J'aime bien évidemment l'éthique de la responsabilité qui est celle d'Épictète, mais l'absence d'émulation, et, de manière évidente, d'attention prêtée à la superficie des choses , me paraissent des obstacles à une vie sociale qui ne saurait être que celles de purs esprits dégagés de tous leurs désirs.
Voilà en tout cas un sujet qui mérite réflexion collective, et donc, tag...Le raisonnement d'Épictète est quasiment par nature anti-économique puisqu'il suggère de ne pas considérer le bien-être comme un moteur de l'action humaine. C'est une pensée aux antipodes des préconisations d'un Amartya Sen, ou, plus près de lui, d'un Aristote lorsqu'il évoque les libertés positives dans son Éthique à Nicomaque.
En somme, la morale d'Épictète est individuelle, mais elle ne saurait être politique.
Que le bien-être et l'envie soient des moteurs de l'action humaine, cela me semble pour moi aller de soi. Il reste donc à interroger quelques blogueurs sur le sujet afin de déterminer ce qu'ils en pensent.
J'ai cité Amartya Sen : avec un peu de chance, Claudio devrait rappliquer, il est directement visé :-) Est-ce que Rubin relèvera le gant ? Il me semble que ce genre de questionnement devrait aussi pouvoir intéresser Fred et Mirabelle qui écrit parfois quelques notes sur les Anciens.
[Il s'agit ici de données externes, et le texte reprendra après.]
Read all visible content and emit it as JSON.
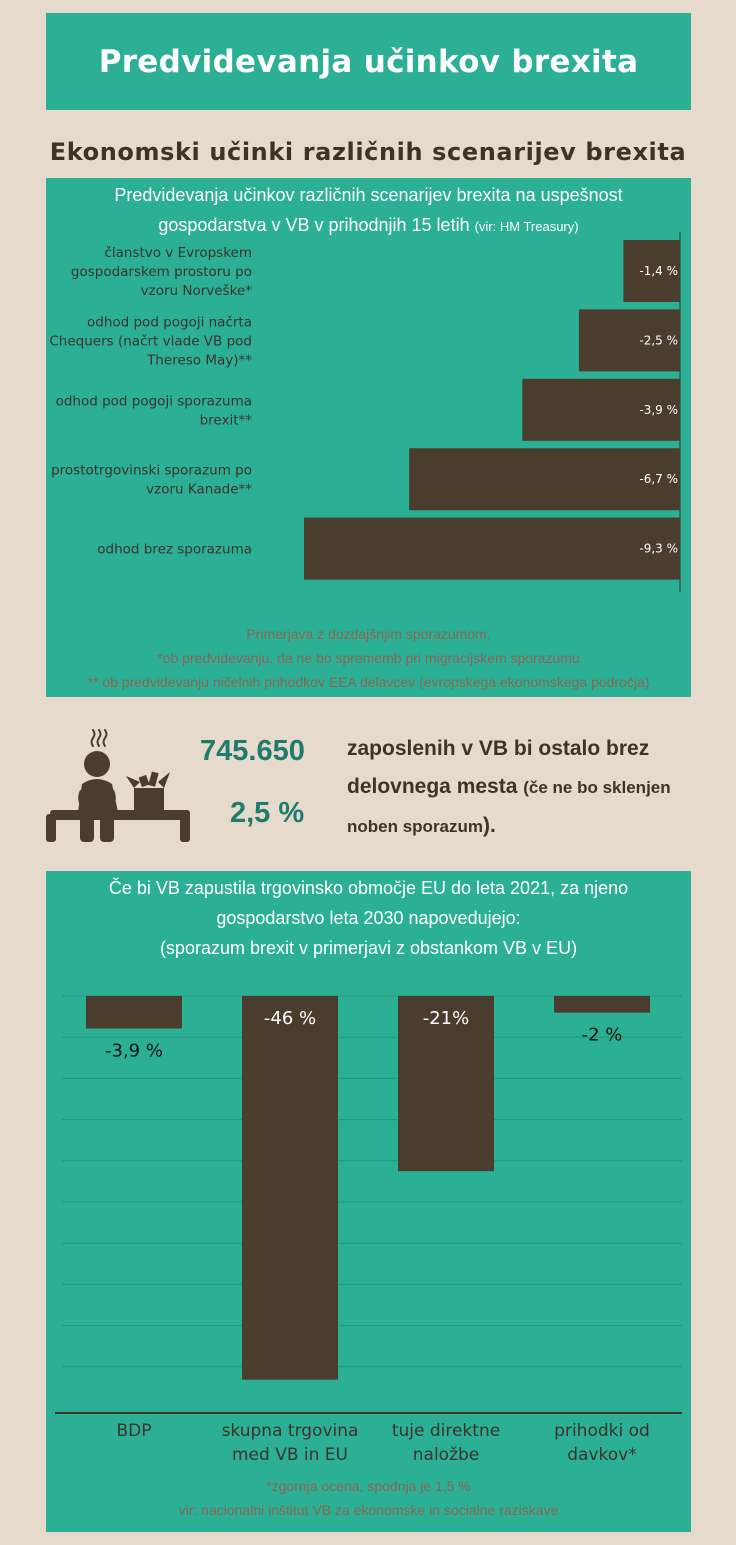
{
  "colors": {
    "background": "#e6dacc",
    "teal": "#2bb096",
    "bar": "#4a3d2e",
    "accent_number": "#1f7b6a",
    "note": "#8a6650"
  },
  "header": {
    "title": "Predvidevanja učinkov brexita"
  },
  "section": {
    "heading": "Ekonomski učinki različnih scenarijev brexita"
  },
  "chart1": {
    "title_line1": "Predvidevanja učinkov različnih scenarijev brexita na uspešnost",
    "title_line2": "gospodarstva v VB v prihodnjih 15 letih",
    "source": "(vir: HM Treasury)",
    "notes": [
      "Primerjava z dozdajšnjim sporazumom.",
      "*ob predvidevanju, da ne bo sprememb pri migracijskem sporazumu",
      "** ob predvidevanju ničelnih prihodkov EEA delavcev (evropskega ekonomskega področja)"
    ]
  },
  "chart2": {
    "title_line1": "Če bi VB zapustila trgovinsko območje EU do leta 2021, za njeno",
    "title_line2": "gospodarstvo leta 2030 napovedujejo:",
    "title_line3": "(sporazum brexit v primerjavi z obstankom VB v EU)",
    "notes": [
      "*zgornja ocena, spodnja je 1,5 %",
      "vir: nacionalni inštitut VB za ekonomske in socialne raziskave"
    ]
  },
  "jobs": {
    "number": "745.650",
    "percent": "2,5 %",
    "text_line1": "zaposlenih v VB bi ostalo brez",
    "text_line2_main": "delovnega mesta",
    "text_line2_small": "(če ne bo sklenjen",
    "text_line3_small": "noben sporazum",
    "text_line3_end": ").",
    "icon": "worried-person-with-box-icon"
  },
  "chart_data": [
    {
      "type": "bar",
      "orientation": "horizontal",
      "title": "Predvidevanja učinkov različnih scenarijev brexita na uspešnost gospodarstva v VB v prihodnjih 15 letih",
      "categories": [
        "članstvo v Evropskem gospodarskem prostoru po vzoru Norveške*",
        "odhod pod pogoji načrta Chequers (načrt vlade VB pod Thereso May)**",
        "odhod pod pogoji sporazuma brexit**",
        "prostotrgovinski sporazum po vzoru Kanade**",
        "odhod brez sporazuma"
      ],
      "category_lines": [
        [
          "članstvo v Evropskem",
          "gospodarskem prostoru po",
          "vzoru Norveške*"
        ],
        [
          "odhod pod pogoji načrta",
          "Chequers (načrt vlade VB pod",
          "Thereso May)**"
        ],
        [
          "odhod pod pogoji sporazuma",
          "brexit**"
        ],
        [
          "prostotrgovinski sporazum po",
          "vzoru Kanade**"
        ],
        [
          "odhod brez sporazuma"
        ]
      ],
      "values": [
        -1.4,
        -2.5,
        -3.9,
        -6.7,
        -9.3
      ],
      "value_labels": [
        "-1,4 %",
        "-2,5 %",
        "-3,9 %",
        "-6,7 %",
        "-9,3 %"
      ],
      "unit": "%",
      "xlim": [
        -9.3,
        0
      ]
    },
    {
      "type": "bar",
      "orientation": "vertical",
      "title": "Če bi VB zapustila trgovinsko območje EU do leta 2021, za njeno gospodarstvo leta 2030 napovedujejo: (sporazum brexit v primerjavi z obstankom VB v EU)",
      "categories": [
        "BDP",
        "skupna trgovina med VB in EU",
        "tuje direktne naložbe",
        "prihodki od davkov*"
      ],
      "category_lines": [
        [
          "BDP"
        ],
        [
          "skupna trgovina",
          "med VB in EU"
        ],
        [
          "tuje direktne",
          "naložbe"
        ],
        [
          "prihodki od",
          "davkov*"
        ]
      ],
      "values": [
        -3.9,
        -46,
        -21,
        -2
      ],
      "value_labels": [
        "-3,9 %",
        "-46 %",
        "-21%",
        "-2 %"
      ],
      "unit": "%",
      "ylim": [
        -50,
        0
      ],
      "grid": true
    }
  ]
}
Ah, la responsabilité individuelle...cela touche mêmes les poubelles et les voisins, c'est dire...il me manquait un blogueur à taguer, en voilà un tout trouvé s'il lit le billet avec Homer...
Commentaires
Cessez le feu ! trois fois que tu me tagges, et il faut que je bosse. Je les ai bien notés, tes tags ... ;-)
je ne pense pas sur ce coup qu'Epictecte soit de très bon conseil ... je vais réfléchir à la question quoique j'ai déjà quelques réponses ... je suis juste un peu à la bourre en ce moment ... et je m'y colle ...
Ah ça ... je m'y colle dès que possible
Par contre je crois que mon flux est toujours en rade :-(
cha y est !
Ah... Bien sûr que je vais relever le gant !
@Rubin et Mirabelle
J'ai lu la réponse de Mirabelle, qui tombe dans le travers que je dénonce justement dans mon billet.
J'attends avec impatience la réflexion de Rubin sur le sujet.
@ l'hérétique : grrrr ... tu n'as pas pigé ce que j'ai voulu dire !!!!
Tes arguments pour expliquer la difficulté à expérimenter les principes d'Epictète sont recevables, compréhensibles.
D'accord avec toi sur le fait que la morale d'Épictète est individuelle, mais elle ne saurait être politique. (sauf si on affirme que tout est politique)
@ Eric : je ne poserai pas la question tout à fait en ces termes ... qu'est-ce que la morale collective en fait ?... à bien y regarder ... c'est le devoir envers les autres... rien de plus rien de moins ... la morale collective ce sont les préceptes de la morale individuelle qu'on étend aux devoirs envers les autres... Le choix du pouvoir faire d'Epictète s'applique donc aux deux !
@Éric
C'est bien là où le bât blesse. Les Anciens, Stoïciens compris, voyaient la politique comme la quintessence de l'action humaine et ravalaient au ban de la morale toutes les passions qui agitaient la société humaine ; or, ces mêmes passions sont devenus l'un des moteurs de l'action politique.
Vous êtes repartis pour la querelle des anciens et des modernes ? :)
Bah, de quels anciens de quels moderneuh???
Trois phases dans certains cheminements de pensée^^^.